The National Wetland -Museum.

Photo: Darren Soh

Eight centuries ago, Marco Polo anointed Hangzhou “the most splendid city in the world.” Today it’s one of China’s best-preserved destinations, thanks to the careful stewardship of its pagodas and pavilions, mountain-fringed West Lake, and terraced plantations growing the region’s famous longjing green tea. Here, an essential guide to the best hotels, restaurants, and sights for the modern-day explorer.

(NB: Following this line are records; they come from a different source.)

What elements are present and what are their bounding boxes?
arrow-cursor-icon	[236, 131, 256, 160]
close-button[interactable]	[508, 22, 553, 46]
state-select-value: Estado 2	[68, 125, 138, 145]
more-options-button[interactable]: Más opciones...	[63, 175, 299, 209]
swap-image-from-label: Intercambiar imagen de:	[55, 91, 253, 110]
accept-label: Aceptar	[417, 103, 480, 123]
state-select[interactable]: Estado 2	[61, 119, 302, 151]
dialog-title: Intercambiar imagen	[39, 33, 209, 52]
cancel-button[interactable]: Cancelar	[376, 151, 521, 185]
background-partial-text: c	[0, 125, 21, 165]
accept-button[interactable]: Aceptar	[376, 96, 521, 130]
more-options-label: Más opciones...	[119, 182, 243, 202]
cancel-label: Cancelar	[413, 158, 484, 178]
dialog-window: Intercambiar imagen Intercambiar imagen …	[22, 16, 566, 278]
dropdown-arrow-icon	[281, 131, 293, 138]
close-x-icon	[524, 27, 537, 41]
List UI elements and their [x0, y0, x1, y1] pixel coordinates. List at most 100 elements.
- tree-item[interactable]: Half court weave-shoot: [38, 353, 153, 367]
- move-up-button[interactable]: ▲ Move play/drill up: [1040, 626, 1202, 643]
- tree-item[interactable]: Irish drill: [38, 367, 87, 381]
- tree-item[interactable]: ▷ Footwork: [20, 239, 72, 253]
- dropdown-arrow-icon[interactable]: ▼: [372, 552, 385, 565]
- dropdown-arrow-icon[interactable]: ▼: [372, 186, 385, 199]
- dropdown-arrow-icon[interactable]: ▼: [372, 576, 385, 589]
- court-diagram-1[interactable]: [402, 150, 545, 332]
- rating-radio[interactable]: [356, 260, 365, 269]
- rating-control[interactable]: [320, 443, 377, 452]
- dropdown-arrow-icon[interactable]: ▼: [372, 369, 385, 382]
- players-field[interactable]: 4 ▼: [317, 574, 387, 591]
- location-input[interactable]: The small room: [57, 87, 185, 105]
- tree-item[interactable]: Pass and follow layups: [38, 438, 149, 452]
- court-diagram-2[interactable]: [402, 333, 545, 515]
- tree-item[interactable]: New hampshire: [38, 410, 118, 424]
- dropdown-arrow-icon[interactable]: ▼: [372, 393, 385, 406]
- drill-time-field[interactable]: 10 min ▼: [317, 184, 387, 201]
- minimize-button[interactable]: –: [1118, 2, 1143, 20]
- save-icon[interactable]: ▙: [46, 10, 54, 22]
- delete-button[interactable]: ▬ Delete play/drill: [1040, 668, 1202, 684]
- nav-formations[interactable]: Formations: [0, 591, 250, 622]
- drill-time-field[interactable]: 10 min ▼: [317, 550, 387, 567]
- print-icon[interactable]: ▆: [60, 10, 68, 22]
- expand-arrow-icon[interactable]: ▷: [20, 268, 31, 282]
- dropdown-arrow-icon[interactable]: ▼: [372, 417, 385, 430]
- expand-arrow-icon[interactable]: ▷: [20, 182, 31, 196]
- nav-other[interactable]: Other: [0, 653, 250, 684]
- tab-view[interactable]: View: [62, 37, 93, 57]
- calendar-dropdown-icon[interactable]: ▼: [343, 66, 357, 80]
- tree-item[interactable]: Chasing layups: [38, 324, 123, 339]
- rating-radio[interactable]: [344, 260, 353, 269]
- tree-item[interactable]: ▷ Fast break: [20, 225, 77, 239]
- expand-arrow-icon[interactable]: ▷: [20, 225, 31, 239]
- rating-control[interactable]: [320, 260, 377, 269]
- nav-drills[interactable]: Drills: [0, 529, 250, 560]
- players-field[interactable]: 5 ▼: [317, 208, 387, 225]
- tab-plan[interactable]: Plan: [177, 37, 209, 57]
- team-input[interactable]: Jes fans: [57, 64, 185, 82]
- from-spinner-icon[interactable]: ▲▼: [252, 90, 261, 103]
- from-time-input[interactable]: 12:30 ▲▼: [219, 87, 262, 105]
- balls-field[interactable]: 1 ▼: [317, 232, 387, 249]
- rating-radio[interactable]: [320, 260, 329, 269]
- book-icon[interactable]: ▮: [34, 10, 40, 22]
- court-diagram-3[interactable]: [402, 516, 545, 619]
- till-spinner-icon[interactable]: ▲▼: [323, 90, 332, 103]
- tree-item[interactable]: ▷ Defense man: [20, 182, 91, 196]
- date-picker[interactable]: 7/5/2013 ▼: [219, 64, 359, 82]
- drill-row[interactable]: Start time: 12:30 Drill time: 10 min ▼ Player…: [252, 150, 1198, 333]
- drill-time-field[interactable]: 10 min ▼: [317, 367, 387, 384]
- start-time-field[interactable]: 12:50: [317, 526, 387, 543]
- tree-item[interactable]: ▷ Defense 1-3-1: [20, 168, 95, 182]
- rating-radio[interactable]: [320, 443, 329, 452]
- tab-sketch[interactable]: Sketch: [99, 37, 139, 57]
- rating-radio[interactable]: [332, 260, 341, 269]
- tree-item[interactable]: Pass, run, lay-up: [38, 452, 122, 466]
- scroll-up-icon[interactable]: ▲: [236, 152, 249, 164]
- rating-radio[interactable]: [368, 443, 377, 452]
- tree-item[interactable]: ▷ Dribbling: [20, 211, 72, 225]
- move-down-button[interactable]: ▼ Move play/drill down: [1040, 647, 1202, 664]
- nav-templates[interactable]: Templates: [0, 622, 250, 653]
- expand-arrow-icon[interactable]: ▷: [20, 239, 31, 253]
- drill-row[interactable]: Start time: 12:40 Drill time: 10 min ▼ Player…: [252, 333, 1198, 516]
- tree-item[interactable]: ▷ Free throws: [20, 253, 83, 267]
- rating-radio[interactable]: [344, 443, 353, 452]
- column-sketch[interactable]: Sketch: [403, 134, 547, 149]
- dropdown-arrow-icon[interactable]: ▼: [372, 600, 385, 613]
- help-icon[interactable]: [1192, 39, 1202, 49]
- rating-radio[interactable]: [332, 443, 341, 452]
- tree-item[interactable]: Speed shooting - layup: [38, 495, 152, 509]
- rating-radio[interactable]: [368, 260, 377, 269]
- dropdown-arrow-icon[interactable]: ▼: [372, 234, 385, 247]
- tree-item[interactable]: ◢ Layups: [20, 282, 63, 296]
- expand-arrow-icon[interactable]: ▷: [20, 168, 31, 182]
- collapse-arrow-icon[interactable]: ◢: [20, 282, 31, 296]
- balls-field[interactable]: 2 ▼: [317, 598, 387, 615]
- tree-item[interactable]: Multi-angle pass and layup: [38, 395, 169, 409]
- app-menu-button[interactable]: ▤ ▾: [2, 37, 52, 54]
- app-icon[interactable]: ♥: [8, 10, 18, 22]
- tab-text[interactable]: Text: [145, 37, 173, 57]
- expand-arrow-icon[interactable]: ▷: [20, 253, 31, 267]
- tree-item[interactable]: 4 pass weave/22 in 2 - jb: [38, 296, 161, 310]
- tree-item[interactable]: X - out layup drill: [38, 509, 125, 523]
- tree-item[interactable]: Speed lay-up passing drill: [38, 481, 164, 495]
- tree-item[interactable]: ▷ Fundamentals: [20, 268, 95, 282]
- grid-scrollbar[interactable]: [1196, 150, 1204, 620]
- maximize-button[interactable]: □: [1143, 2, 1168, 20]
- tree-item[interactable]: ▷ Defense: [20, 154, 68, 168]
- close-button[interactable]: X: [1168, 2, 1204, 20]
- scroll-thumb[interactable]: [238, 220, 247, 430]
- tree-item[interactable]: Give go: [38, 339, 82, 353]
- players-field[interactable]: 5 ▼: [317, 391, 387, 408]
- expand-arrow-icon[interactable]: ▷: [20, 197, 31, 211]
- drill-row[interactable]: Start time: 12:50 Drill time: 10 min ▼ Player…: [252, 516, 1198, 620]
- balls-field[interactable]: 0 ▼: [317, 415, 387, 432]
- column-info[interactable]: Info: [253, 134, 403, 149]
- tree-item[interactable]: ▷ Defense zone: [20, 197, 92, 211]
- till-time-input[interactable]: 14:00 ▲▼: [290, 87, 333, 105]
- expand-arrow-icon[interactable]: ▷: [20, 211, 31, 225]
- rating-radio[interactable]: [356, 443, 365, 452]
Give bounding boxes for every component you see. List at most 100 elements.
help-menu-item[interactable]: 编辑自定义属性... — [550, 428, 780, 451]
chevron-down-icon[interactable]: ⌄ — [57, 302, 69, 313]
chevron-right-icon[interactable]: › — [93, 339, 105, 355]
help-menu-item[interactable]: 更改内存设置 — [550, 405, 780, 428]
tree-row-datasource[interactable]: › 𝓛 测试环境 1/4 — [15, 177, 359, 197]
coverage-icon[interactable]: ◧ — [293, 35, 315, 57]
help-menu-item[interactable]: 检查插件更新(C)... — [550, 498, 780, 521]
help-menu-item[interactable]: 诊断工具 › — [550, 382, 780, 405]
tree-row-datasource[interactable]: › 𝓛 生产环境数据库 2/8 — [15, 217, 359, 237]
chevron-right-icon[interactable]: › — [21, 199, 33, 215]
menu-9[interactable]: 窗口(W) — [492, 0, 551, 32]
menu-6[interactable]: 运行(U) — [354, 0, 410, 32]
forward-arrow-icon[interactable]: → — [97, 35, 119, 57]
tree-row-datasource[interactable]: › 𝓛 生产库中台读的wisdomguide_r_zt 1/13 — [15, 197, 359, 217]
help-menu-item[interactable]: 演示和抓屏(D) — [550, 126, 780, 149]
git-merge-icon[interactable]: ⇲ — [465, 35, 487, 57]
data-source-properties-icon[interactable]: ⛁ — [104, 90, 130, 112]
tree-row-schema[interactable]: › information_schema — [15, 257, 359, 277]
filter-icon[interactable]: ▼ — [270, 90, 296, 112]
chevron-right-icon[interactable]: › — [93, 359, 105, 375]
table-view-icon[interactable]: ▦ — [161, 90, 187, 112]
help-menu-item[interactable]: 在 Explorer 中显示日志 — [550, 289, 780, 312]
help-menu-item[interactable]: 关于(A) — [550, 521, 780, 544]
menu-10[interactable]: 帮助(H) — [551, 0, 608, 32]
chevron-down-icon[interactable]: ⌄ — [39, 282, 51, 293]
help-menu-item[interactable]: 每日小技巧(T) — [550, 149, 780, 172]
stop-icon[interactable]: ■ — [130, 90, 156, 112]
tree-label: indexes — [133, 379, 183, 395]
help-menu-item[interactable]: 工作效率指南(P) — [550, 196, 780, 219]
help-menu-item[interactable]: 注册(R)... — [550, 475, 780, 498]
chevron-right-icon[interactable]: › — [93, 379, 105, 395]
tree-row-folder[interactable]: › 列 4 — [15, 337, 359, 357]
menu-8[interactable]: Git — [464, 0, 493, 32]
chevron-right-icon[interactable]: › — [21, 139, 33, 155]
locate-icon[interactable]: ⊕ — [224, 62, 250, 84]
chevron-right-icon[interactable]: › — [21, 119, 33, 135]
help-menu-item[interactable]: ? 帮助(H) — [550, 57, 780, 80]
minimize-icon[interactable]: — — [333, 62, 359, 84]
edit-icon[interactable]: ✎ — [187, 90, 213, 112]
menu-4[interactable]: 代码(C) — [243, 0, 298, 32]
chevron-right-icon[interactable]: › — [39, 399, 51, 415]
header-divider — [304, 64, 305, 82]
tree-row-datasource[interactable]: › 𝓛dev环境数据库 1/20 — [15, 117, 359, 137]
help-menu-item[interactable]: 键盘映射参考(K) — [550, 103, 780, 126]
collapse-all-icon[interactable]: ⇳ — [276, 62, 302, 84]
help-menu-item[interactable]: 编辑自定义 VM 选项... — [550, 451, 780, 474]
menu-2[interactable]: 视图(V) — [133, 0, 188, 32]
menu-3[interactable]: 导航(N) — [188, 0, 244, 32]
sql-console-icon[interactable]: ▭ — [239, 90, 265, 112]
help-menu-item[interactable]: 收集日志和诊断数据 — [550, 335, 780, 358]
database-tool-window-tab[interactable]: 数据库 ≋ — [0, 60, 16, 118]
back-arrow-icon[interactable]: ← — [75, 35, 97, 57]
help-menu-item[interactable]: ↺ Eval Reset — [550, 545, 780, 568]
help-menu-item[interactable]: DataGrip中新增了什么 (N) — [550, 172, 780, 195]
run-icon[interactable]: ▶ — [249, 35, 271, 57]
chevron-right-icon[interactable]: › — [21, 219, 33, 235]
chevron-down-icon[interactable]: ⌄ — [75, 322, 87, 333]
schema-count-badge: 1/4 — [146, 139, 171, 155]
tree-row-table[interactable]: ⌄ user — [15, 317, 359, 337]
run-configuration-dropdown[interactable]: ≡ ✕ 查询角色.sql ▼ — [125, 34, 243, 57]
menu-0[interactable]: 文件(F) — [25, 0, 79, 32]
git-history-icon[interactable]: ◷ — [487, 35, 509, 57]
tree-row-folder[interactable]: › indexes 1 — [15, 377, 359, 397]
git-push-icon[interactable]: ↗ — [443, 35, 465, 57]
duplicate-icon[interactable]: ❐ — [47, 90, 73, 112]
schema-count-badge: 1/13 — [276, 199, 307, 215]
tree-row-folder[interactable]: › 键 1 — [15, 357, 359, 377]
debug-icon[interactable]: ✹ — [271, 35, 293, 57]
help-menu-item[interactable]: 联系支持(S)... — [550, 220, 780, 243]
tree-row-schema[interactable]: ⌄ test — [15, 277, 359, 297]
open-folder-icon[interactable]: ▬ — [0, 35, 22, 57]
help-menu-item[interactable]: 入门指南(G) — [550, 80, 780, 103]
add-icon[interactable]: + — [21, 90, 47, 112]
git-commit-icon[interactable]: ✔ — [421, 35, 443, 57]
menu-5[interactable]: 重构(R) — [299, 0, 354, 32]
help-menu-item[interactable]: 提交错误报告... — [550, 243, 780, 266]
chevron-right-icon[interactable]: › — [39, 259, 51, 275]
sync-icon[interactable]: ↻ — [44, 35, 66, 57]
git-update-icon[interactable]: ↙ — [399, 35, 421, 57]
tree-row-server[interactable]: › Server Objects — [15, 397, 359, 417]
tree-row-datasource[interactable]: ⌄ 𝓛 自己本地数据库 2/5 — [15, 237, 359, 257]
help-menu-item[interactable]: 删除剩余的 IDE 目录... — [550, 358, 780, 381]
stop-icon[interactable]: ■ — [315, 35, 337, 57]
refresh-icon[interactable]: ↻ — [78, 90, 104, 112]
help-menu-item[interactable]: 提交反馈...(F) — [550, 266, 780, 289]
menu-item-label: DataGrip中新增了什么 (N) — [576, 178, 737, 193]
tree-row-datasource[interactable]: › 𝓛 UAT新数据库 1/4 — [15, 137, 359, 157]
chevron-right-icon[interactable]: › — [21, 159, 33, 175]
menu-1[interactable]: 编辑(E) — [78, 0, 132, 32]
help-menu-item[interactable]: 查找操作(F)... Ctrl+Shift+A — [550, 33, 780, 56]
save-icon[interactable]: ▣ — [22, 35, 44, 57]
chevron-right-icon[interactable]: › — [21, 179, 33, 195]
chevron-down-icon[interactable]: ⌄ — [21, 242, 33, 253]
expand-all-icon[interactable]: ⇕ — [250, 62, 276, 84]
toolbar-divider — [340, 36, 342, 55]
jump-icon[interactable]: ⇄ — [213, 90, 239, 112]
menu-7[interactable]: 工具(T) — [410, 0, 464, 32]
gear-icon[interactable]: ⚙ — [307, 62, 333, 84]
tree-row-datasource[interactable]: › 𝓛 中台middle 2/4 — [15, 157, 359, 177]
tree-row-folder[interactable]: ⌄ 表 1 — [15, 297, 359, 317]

The second property in China from those wizards of the luxurious exotic, Amanresorts, Amanfayun (doubles from $580) includes 42 residences in traditional courtyard dwellings. Don’t miss the spa, with its Japanese-style deep soaking tubs, though an early morning walk to the neighboring Lingyin Buddhist temple is just as invigorating. A 25-minute drive away, Banyan Tree Hangzhou (doubles from $550) abuts the 2,800-acre Xixi National Wetland Park. All 72 spacious suites and villas are decorated with Chinese antiques (porcelain snuff bottles; calligraphy brushes) and are scattered across the grounds like a traditional village, complete with arched bridges and a lagoon. Hangzhou’s latest entry this fall is also the city’s first Western luxury hotel group: the Four Seasons Hotel Hangzhou (doubles from $372) will have hand-painted silk panels and such high-tech touches as plasma TV’s in its 78 guest rooms and three villas.